На бытовом уровне люди все же понимали, что превентивный удар может быть вызван военной необходимостью. Несмотря на паузу с осени 1939 г. по весну 1941 г., «фашизм» (принятое в СССР наименование нацизма) был вполне успешно позиционирован как абсолютное зло. Превентивный удар по такому врагу был бы, несомненно, воспринят населением СССР в целом благожелательно. На фоне сообщений ровным голосом Левитана о боях в районе Ломжи, Перемышля, а то и Седлеца решение руководства ударить первыми получило бы поддержку общества. В СССР чувствовали приближение войны, ее начало хотя и было неприятным известием, но, по большому счету, никого не удивило и не поразило как гром среди ясного неба.

Первые выстрелы быстро делят мир на своих и чужих.
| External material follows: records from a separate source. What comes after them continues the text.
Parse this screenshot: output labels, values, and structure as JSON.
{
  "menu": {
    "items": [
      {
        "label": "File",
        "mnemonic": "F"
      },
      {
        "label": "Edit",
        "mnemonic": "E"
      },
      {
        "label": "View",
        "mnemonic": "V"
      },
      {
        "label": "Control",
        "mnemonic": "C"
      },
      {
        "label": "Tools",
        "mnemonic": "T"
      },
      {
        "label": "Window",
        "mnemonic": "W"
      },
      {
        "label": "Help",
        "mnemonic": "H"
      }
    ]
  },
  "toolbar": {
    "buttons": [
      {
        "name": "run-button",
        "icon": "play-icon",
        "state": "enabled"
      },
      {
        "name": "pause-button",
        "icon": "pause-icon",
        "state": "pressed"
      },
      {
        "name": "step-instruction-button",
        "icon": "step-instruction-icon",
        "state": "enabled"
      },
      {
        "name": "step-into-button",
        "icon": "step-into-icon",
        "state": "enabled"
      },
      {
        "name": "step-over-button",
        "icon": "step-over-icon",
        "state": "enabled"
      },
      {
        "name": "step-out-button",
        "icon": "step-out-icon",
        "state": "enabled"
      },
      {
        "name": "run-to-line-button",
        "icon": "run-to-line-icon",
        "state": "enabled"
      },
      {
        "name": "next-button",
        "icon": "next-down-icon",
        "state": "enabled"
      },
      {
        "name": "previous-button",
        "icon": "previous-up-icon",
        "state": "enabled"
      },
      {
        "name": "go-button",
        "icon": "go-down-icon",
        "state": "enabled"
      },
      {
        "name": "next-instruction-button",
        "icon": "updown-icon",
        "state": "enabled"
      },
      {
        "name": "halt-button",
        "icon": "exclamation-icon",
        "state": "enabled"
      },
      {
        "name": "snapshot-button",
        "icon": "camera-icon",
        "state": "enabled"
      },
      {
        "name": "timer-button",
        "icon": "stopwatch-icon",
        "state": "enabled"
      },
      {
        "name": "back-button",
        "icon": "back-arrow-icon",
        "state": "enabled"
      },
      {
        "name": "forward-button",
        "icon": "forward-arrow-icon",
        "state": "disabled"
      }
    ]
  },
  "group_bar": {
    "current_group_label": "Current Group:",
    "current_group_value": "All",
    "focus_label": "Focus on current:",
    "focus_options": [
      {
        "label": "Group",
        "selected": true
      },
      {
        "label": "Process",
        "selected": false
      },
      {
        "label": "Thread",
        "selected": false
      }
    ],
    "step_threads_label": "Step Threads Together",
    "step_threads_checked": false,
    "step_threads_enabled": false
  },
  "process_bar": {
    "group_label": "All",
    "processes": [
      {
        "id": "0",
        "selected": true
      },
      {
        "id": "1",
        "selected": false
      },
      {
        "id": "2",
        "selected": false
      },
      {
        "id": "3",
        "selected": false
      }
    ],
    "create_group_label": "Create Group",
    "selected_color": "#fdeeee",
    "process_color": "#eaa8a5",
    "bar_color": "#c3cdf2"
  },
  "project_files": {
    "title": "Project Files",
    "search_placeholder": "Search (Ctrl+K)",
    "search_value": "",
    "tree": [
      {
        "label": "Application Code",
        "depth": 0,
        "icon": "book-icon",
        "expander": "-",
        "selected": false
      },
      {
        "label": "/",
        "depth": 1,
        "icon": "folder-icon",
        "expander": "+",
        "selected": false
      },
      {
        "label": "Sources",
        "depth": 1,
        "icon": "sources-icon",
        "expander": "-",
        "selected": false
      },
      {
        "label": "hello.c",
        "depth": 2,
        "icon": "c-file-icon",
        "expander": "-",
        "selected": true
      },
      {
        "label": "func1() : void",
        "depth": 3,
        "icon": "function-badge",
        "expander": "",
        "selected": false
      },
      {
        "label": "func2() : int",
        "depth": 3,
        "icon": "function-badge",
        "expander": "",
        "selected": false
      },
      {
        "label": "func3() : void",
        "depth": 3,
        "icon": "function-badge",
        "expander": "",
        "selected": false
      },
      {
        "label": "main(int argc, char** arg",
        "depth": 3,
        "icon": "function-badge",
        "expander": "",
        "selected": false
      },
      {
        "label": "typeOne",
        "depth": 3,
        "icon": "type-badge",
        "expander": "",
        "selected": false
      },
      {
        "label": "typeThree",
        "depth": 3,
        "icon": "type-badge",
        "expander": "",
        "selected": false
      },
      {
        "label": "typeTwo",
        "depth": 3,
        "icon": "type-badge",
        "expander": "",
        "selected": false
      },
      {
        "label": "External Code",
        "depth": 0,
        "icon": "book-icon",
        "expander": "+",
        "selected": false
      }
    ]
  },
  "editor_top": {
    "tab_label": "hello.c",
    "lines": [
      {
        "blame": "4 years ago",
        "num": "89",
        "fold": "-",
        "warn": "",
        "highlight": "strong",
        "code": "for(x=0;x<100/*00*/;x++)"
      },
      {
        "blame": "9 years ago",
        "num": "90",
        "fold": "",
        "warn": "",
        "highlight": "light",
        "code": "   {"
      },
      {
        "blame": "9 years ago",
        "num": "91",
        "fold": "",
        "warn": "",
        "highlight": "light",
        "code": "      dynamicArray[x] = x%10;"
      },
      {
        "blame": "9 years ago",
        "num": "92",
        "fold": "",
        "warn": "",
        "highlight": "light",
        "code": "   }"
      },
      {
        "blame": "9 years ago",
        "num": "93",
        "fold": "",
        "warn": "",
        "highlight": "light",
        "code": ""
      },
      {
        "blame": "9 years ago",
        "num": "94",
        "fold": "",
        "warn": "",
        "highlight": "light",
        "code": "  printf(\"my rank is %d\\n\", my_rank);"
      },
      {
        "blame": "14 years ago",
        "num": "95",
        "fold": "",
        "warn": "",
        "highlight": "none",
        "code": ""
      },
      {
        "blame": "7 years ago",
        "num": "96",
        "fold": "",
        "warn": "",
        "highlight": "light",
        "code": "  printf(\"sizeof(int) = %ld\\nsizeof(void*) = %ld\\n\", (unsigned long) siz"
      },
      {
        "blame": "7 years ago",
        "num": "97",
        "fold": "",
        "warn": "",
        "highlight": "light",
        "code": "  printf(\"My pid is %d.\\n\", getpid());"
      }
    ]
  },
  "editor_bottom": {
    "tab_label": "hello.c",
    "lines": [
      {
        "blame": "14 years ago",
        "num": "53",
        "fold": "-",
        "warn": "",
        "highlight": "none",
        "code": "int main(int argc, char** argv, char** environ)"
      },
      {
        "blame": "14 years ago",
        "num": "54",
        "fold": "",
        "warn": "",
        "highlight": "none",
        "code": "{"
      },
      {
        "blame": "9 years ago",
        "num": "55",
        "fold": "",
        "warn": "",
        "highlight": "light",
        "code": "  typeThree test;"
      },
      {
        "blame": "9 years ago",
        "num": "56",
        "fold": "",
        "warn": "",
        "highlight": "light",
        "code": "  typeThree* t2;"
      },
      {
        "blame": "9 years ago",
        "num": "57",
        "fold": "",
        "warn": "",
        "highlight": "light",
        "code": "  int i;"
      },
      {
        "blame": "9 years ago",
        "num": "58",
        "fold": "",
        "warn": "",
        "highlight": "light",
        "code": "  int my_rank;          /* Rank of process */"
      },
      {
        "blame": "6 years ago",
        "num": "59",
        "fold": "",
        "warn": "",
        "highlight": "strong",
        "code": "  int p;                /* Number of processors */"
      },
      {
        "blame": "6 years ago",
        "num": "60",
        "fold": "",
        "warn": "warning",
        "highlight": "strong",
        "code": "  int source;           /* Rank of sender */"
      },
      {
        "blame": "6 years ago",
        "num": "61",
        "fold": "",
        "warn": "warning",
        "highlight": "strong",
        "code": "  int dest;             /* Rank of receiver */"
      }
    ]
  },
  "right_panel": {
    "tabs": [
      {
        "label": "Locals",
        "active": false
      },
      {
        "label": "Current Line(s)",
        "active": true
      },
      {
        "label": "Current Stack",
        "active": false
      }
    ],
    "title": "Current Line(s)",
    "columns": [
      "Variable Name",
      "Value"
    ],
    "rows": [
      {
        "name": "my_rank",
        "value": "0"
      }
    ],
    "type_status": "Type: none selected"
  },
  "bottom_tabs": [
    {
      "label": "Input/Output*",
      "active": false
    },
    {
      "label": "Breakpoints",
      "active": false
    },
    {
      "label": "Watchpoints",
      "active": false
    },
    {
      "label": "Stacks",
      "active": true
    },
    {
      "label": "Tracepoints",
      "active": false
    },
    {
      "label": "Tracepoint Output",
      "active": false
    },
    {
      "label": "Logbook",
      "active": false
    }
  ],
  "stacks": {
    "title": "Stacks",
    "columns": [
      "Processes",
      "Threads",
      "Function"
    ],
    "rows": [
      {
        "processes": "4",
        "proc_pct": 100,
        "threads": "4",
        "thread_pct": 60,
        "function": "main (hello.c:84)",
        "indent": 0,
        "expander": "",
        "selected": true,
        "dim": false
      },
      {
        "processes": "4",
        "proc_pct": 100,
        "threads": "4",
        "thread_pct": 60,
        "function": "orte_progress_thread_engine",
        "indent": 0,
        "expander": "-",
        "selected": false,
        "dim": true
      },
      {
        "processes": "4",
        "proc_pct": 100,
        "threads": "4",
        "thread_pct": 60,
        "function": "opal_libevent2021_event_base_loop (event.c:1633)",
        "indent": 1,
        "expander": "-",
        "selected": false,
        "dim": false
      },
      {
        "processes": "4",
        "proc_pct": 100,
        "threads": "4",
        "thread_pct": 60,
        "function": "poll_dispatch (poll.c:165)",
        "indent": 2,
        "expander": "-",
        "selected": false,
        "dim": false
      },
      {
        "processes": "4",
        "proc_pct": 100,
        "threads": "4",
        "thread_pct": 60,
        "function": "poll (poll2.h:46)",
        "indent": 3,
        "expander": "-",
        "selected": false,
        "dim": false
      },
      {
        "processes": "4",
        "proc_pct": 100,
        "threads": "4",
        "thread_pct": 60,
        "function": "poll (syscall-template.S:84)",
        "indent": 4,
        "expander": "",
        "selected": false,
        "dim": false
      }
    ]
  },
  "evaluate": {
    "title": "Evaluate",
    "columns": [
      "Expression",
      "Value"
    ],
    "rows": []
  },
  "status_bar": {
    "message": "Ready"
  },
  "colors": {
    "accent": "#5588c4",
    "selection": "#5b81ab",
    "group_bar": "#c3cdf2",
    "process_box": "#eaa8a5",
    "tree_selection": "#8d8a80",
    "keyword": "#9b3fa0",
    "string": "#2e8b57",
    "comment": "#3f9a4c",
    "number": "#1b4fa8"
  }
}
Слова известной песни «Киев бомбили» наверняка останутся на своем месте даже в случае «начинаем первыми». И Минск, и Киев, и многие другие города наверняка подвергнутся немецким бомбардировкам с воздуха вне зависимости от того, кто будет инициатором войны. Разрушенные здания, убитые мирные жители будут взывать к мщению. Одним словом, на внутриполитическом фронте удар первыми был бы также воспринят скорее благожелательно, нежели однозначно отрицательно.

«Могла бы произойти катастрофа…»

Если с политическими последствиями и перспективами ситуация практически очевидная, то оценка возможностей Красной Армии в «первом ударе» является куда более сложным делом. Неудачи лета 1941 г. – это достаточно серьезный аргумент против возможности успешного ведения советскими войсками наступательных операций против германской армии. В сущности, когда мы рассуждаем о возможном исходе сражения полностью развернутой и отмобилизованной РККА с Вермахтом, мы должны ранжировать причины поражений в реальном 1941 г. Что было главным в длинном списке причин неудач? Упреждение в развертывании и мобилизации? Низкие профессиональные качества командного состава? Неудовлетворительная тактическая выучка бойцов и младших командиров? Посредственные характеристики боевой техники?